Today, with only the most basic of internet searches it's possible to get a pretty good idea of the value of anything old and guitars are no exception. So it is highly unlikely you'll go to a yard sale or a church rummage sale and find an old Martin. This is one factor in the astronomical rise in prices for those old guitars. If you have any doubt about this, check out this video featuring Chris Martin talking about what his company had to pay for a pre-war D-45 for their museum:
Now, it is likely that the D-45s from the era Chris speaks of are the single most valuable and sought-after acoustic guitars ever made. But number two on the list is one I had the pleasure to hold and drool over last weekend.
I was playing my regular Saturday coffee shop gig when a friend walked in who is a musician (band director/trumpet player at a local elementary school). He had just dropped his young son off for a play date. He said - hey, my son's friend's mother has an old guitar that belonged to her mother. I think it's a Martin. Would you like to see it?
My interest level immediately rose and of course I said yes. "I'll be right back," he said.
A few minutes later he walked in with what was obviously a very old Lifton hardshell case. Now I was really interested. Those old Liftons alone are worth $500 - $1000.
I opened the case. Oh my goodness. Herringbone binding...teardrop shaped pickguard....Brazilian rosewood. It showed plenty of dings and had a replacement bridge that was too small (the footprint of the original bridge was easy to see) and the replacement bridge was cracked but other than and a couple frets that were slightly protruding it was in great shape - no warping, no cracks that I could see. The strings were so old they were rusty so it would serve no purpose to play it and try to get an idea of the sound. Inside the case was a small piece of paper on which someone had written: 1930's?
I knew what it was without even looking inside but I had to confirm it. There on the neck block was the marking: OM-28. I didn't have the presence of mind to write down the serial number but it was in the low 50000 range.

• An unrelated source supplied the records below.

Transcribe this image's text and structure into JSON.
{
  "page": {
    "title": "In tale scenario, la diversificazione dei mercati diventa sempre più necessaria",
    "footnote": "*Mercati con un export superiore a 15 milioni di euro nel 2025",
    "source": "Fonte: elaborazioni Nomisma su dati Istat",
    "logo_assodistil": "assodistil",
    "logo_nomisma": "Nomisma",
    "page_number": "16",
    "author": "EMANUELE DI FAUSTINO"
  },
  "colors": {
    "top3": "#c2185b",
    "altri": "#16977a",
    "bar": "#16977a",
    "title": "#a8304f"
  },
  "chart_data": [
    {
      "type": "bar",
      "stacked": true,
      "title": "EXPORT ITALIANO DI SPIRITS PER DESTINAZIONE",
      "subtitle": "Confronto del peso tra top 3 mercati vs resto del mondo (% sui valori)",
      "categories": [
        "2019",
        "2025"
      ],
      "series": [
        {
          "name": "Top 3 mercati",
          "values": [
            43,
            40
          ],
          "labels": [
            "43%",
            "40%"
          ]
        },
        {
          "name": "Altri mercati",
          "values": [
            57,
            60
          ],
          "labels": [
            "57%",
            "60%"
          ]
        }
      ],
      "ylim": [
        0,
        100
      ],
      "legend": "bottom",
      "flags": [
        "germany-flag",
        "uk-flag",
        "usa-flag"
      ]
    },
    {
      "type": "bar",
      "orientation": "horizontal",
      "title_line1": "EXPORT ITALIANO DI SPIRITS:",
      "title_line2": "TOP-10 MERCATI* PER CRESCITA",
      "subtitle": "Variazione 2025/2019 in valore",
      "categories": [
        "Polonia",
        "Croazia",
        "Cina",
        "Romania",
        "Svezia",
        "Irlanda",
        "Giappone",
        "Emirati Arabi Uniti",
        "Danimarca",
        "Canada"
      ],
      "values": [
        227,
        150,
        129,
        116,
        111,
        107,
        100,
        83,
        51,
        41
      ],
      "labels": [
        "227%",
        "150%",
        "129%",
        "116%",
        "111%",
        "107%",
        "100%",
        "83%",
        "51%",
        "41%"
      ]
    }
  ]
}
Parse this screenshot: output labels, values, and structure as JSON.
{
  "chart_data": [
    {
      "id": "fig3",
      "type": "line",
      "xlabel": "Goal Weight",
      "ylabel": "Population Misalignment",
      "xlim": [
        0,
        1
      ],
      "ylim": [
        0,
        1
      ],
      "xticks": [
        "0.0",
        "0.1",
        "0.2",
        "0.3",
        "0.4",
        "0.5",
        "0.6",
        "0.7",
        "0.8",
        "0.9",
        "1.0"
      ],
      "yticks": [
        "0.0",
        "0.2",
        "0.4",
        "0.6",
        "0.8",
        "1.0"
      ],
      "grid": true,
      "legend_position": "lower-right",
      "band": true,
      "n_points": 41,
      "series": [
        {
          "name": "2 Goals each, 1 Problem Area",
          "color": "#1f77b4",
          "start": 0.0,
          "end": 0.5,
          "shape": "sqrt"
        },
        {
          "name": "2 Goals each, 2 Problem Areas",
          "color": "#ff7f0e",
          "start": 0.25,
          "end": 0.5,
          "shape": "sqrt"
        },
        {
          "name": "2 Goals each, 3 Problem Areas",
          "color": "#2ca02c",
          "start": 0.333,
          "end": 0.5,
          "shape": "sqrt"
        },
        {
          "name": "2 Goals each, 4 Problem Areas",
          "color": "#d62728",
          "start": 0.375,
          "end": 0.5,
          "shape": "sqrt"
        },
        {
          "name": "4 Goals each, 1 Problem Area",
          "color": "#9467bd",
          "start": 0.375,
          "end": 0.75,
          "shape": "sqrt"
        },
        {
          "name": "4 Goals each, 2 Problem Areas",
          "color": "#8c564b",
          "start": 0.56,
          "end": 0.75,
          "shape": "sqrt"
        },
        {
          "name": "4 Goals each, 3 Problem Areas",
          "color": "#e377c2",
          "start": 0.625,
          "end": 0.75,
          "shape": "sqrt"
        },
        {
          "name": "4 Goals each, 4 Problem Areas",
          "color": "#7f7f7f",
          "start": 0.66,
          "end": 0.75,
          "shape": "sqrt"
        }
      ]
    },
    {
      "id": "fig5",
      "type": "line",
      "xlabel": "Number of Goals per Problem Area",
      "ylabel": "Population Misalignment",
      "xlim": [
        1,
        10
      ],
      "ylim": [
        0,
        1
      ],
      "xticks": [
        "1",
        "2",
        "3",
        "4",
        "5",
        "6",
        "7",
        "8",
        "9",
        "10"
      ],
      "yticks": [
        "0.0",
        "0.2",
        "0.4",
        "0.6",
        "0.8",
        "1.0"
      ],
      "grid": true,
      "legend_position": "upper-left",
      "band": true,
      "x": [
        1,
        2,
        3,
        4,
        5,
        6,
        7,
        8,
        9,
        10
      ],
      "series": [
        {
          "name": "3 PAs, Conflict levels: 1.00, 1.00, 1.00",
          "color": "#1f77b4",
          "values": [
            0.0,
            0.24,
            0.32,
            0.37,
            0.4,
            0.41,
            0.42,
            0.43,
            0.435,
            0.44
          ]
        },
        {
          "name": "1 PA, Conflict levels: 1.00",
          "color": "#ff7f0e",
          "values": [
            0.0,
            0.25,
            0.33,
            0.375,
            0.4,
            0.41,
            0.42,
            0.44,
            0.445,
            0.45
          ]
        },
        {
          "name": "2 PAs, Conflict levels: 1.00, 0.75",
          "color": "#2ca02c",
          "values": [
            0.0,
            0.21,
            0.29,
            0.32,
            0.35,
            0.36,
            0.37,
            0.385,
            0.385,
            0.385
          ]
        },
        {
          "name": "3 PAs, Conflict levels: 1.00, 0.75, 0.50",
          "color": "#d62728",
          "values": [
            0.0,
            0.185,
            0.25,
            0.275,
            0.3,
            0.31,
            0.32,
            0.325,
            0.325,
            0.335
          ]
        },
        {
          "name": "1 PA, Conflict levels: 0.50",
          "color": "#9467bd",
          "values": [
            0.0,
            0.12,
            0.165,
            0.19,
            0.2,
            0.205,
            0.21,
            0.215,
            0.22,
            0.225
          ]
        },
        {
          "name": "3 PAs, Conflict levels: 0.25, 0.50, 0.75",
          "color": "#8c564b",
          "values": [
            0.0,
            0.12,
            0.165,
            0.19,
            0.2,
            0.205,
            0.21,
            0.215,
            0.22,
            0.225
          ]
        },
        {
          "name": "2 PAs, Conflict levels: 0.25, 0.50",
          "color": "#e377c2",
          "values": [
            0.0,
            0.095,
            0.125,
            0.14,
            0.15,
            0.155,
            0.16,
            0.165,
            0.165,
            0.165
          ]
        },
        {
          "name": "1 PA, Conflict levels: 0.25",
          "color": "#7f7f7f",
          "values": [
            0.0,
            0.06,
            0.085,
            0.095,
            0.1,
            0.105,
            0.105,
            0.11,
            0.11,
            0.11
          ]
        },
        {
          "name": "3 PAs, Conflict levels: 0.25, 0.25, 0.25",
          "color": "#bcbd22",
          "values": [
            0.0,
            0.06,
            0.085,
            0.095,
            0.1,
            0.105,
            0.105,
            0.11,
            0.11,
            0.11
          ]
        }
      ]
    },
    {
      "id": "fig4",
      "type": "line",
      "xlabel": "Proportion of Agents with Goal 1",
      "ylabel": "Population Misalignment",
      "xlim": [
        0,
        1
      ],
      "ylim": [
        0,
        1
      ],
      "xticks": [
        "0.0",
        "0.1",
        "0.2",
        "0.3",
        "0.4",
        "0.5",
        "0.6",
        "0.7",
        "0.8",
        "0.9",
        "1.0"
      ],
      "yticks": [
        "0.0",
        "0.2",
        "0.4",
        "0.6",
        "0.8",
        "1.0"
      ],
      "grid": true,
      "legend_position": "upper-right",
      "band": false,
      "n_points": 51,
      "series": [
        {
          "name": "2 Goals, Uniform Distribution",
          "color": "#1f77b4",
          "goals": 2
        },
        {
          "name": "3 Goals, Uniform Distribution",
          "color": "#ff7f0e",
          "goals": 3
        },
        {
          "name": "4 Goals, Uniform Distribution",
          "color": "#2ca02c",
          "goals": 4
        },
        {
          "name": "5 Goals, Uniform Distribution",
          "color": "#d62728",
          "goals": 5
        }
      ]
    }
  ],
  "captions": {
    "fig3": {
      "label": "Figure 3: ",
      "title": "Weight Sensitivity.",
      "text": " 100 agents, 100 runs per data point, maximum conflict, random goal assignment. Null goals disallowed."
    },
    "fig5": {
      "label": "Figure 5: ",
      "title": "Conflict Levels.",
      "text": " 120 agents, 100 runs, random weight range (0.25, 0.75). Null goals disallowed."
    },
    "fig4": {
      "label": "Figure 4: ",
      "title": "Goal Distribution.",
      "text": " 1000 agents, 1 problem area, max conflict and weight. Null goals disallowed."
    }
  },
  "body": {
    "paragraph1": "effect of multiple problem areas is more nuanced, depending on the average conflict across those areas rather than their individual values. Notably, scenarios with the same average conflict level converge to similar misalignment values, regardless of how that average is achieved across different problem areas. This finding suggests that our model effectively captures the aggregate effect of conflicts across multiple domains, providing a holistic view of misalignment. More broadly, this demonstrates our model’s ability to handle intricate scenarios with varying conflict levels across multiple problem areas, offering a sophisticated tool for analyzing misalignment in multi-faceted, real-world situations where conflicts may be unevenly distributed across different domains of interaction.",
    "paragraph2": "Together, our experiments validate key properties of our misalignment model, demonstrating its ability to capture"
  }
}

"Tell your lady friend I will write her a check right now for $2000," I said. My friend laughed. No, he said, she doesn't play guitar at all but it was her mother's and she has emotional attachment to it. I was not surprised but I was pretty disappointed to say the least!
Later when I was home I did some research. According to Richard Johnston & Dick Boak's wonderful book, "Martin Guitars, A Technical Reference" a total of 487 OM-28s were made between 1929 and 1933. I tried to find out what that guitar might be worth. The only one I could find was one that sold at auction about a year ago - in much worse shape than the one I had seen - sold for..... $46,306 !
Oh my god. I called my friend and told him to tell the lady to call me right away. Not that I could ever hope to own it of course. But I wanted her to understand what she had, that it should be insured IMMEDIATELY and I could give her some names of reputable restorers of vintage guitars, if she decided to go that route. I'm still waiting for her to call and I sincerely hope she doesn't just shove it back under a bed or into a closet. Or worse yet, give it to her kids to fool around with.
I knew a guy in Connecituct years ago who happened upon a matched set of early 20th Century signed Loyd Loar F-5 mandolin and mandola. They had belonged to a very old lady's husband, who had purchased them brand new, with sequential serial numbers directly from Gibson in 1920. My friend purchased them from the lady, paying her $5000 for them in 1980. He told her they were worth more (although he didn't give her a figure) but she almost fainted when he offered her the $5k and she was happy to get that. He sold the mandolin (perfect condition) for $12,000 a year later. Today that mandolin is probably worth close to a quarter million dollars. I think he still has the mandola.
So I now have a good story to tell, but alas, no 1930 Martin OM-28. All I can hope is that my karma has been elevated by not trying bilk the lady out of her guitar. At least I got to hold it!